Pour les affaires concernant des requêtes en restitutio in integrum, voir chapitre III.E.4.4.
- Distinction entre niveau de divulgation et degré de conviction de l'instance
Dans l'affaire T 1708/18, l'argument du titulaire du brevet (requérant I) concernant la nouveauté était que le niveau correct pour l'appréciation de la nouveauté était "au-delà de tout doute raisonnable", c'est-à-dire qu'il devait être au-delà de tout doute, et pas seulement probable, que l'objet revendiqué pouvait être déduit directement et sans équivoque de l'état de la technique.
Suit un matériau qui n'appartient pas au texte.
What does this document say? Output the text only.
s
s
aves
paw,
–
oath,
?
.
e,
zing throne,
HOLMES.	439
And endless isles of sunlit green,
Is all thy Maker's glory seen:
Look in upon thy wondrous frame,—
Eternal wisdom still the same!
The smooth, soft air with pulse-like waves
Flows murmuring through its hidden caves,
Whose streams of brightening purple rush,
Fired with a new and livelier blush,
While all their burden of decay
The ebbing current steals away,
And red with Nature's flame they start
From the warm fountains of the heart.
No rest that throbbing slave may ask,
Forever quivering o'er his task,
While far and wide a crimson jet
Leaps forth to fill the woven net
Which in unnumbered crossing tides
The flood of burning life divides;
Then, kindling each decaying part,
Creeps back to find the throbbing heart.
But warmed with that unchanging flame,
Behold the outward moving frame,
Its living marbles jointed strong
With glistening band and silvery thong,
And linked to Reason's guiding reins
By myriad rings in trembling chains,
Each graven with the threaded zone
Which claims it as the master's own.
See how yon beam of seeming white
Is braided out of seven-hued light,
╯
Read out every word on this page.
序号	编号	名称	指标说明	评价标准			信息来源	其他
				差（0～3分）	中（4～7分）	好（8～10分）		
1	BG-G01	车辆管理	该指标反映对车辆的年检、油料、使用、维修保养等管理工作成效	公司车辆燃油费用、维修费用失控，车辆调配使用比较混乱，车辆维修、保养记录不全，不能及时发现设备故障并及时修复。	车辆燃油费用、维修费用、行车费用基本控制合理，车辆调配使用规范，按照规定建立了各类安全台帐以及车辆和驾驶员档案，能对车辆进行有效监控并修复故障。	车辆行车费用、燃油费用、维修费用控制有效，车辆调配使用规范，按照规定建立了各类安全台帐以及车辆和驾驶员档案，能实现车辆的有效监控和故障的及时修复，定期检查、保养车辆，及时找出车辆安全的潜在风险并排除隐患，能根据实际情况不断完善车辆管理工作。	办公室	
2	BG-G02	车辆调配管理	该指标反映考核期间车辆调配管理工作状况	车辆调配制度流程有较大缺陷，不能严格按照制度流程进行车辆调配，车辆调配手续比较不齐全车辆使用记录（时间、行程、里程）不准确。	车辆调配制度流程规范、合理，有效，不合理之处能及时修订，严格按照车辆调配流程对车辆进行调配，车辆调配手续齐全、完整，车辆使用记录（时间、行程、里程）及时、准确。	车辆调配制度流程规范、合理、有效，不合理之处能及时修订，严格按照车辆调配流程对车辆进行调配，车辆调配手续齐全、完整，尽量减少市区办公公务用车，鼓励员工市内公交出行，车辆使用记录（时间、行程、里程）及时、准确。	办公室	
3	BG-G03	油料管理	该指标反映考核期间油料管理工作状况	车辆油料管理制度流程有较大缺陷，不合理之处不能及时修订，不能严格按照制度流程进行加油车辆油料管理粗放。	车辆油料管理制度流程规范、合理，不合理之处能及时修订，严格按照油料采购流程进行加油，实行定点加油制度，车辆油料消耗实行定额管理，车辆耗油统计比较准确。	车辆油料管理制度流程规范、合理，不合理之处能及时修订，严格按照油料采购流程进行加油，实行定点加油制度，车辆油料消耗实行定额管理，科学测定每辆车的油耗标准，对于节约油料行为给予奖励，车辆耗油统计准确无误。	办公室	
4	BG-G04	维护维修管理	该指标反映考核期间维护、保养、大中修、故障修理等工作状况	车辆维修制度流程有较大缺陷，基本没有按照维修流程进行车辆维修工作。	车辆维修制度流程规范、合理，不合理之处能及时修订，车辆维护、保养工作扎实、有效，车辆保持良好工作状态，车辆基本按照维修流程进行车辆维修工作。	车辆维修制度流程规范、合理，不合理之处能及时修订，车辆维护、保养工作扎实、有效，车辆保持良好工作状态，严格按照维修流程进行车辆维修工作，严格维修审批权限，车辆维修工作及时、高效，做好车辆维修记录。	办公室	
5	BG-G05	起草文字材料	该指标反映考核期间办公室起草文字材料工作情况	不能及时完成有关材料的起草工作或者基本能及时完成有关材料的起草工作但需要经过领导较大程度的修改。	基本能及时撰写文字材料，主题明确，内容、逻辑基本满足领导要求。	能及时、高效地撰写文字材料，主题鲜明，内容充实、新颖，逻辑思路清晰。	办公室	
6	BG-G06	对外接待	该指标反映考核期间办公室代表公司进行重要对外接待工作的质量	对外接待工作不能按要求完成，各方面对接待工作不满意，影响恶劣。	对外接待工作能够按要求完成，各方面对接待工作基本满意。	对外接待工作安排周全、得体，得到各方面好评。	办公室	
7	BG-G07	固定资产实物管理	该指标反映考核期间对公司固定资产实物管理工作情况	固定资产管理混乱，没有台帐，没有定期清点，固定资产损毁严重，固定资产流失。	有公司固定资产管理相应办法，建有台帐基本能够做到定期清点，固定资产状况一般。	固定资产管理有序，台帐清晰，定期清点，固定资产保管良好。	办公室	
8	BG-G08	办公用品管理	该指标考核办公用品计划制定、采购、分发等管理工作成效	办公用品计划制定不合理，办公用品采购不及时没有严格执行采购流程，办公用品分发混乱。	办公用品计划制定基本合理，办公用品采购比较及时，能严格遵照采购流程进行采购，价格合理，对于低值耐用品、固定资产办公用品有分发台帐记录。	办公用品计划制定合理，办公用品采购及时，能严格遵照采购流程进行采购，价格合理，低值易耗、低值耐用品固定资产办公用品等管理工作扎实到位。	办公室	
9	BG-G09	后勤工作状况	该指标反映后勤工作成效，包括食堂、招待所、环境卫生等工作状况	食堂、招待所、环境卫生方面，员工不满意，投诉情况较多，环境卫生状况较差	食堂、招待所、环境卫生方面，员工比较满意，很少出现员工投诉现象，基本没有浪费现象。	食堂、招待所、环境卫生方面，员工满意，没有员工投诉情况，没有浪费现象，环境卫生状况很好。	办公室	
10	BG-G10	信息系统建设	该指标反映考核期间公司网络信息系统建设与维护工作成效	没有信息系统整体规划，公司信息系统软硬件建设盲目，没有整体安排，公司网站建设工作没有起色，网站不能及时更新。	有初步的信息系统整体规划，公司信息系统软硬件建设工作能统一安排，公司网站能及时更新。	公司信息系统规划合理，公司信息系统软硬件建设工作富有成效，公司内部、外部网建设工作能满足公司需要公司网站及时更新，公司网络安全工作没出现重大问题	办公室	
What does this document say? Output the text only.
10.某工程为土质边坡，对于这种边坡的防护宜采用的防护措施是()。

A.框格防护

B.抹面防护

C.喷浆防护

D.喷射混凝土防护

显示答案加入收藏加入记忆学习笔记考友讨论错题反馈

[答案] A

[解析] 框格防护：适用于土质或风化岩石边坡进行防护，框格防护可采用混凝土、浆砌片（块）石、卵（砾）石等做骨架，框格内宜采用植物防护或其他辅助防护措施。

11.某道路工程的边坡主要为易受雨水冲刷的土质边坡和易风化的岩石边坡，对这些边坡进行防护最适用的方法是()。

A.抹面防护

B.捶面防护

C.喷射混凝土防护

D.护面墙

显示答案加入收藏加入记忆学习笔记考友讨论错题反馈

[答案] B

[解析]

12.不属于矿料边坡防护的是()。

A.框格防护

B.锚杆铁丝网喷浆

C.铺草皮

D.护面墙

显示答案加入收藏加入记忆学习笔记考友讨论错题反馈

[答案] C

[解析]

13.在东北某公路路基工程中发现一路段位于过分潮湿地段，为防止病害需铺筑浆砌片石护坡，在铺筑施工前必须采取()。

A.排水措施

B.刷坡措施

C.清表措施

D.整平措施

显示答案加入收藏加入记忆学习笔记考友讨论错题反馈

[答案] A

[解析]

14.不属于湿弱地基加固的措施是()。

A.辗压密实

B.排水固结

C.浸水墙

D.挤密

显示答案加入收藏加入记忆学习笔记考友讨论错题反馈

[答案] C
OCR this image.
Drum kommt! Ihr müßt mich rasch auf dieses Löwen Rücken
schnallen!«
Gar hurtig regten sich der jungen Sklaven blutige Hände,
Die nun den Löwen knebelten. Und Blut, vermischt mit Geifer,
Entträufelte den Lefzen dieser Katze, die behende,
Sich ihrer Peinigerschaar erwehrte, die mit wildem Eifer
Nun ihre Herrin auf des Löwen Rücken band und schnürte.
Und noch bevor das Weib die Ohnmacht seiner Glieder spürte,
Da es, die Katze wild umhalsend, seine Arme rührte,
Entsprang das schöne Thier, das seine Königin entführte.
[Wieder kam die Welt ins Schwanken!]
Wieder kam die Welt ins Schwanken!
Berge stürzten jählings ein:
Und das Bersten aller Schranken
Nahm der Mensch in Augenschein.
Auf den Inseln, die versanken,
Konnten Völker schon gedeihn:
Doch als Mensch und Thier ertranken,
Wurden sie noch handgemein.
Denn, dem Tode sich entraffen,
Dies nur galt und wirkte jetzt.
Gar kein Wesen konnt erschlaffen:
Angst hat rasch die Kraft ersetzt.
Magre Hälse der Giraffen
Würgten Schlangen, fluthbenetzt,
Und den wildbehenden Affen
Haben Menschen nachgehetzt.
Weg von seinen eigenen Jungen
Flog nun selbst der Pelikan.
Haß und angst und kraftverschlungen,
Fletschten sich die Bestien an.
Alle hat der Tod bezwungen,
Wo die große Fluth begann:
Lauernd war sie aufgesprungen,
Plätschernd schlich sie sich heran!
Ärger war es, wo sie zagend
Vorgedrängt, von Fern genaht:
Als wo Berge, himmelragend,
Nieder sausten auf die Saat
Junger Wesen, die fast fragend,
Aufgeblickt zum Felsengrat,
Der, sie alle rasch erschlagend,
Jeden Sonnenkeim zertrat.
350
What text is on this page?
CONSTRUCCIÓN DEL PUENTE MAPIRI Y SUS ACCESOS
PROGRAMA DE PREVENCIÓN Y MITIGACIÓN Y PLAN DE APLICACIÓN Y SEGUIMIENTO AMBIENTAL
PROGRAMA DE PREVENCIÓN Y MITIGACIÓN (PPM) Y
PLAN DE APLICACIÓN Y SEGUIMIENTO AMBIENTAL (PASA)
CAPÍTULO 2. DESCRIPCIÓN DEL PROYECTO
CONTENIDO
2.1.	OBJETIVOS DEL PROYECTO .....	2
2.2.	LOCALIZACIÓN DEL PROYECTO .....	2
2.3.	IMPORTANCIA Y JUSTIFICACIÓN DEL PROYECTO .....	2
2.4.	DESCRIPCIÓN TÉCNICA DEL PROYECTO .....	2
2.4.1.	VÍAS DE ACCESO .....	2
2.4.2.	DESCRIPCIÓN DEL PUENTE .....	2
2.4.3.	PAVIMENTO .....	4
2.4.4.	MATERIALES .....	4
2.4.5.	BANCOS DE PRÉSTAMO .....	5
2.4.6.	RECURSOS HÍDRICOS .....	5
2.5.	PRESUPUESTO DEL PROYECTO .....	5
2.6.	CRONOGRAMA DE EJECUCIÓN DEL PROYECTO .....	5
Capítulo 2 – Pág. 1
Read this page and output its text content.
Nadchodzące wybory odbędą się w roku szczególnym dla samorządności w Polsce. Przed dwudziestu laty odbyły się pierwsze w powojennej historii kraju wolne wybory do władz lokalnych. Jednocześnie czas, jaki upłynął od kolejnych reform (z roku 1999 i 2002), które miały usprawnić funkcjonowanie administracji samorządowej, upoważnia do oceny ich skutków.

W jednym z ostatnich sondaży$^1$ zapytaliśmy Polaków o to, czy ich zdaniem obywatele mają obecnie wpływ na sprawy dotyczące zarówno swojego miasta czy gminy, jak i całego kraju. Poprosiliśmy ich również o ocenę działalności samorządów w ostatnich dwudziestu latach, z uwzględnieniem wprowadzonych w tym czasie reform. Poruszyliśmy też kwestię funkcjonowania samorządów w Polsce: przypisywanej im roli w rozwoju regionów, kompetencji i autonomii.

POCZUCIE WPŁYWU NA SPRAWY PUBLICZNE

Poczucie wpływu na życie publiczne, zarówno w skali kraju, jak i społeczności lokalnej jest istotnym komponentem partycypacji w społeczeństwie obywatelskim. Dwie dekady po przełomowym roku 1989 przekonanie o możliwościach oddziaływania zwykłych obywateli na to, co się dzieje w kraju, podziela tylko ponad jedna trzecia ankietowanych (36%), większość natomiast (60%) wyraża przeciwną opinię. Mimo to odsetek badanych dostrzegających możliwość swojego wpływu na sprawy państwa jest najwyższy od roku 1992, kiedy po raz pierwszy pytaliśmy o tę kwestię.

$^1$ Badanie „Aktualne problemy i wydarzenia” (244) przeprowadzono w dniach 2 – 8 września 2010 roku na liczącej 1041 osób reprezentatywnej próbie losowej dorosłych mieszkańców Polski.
La chambre a considéré que la question de savoir si un anticorps connu donné se liait ou non à un polypeptide particulier était une question de fait ; le niveau de preuve généralement appliqué à l'OEB pour trancher une question de fait est l'appréciation des probabilités. Ce critère s'applique également à l'examen des questions de faits dans le contexte de la nouveauté. La chambre n'a pas été convaincue par la division d'opposition et le titulaire du brevet selon lesquels, exceptionnellement, un niveau plus élevé doit s'appliquer en l'espèce. Dans son raisonnement, la division d'opposition a semblé mélanger deux questions distinctes et non liées. En effet, au point 1 du "Catchword", la chambre énonce que : "la question du niveau de divulgation applicable lors de l'appréciation de la question juridique de la nouveauté et la question du niveau de preuve applicable lors de l'appréciation des preuves et des questions factuelles sont distinctes et non liées. Le fait que le niveau de divulgation requis pour conclure à l'absence de nouveauté (ou pour autoriser une modification de la demande en vertu de l'art. 123(2) CBE) soit comme standard une divulgation directe et sans équivoque est sans incidence sur la question du niveau de preuve applicable lors de l'appréciation des preuves et des questions factuelles dans le contexte de la nouveauté (ou de l'activité inventive)".
Dans l'affaire ex parte T 1624/21, la chambre n'a pas abordé explicitement la distinction entre les deux niveaux de preuve, mais a jugé que déterminer si un anticorps divulgué dans un document cité se lie ou non à un antigène ou à un épitope particulier était une question de fait. Selon la jurisprudence constante des chambres de recours, le niveau de preuve applicable pour apprécier la réalité d'un fait donné est l'appréciation des probabilités. Ce niveau de preuve s'applique également aux faits pertinents pour l'appréciation de la nouveauté. La certitude absolue, telle que posée par la division d'examen, n'était pas requise.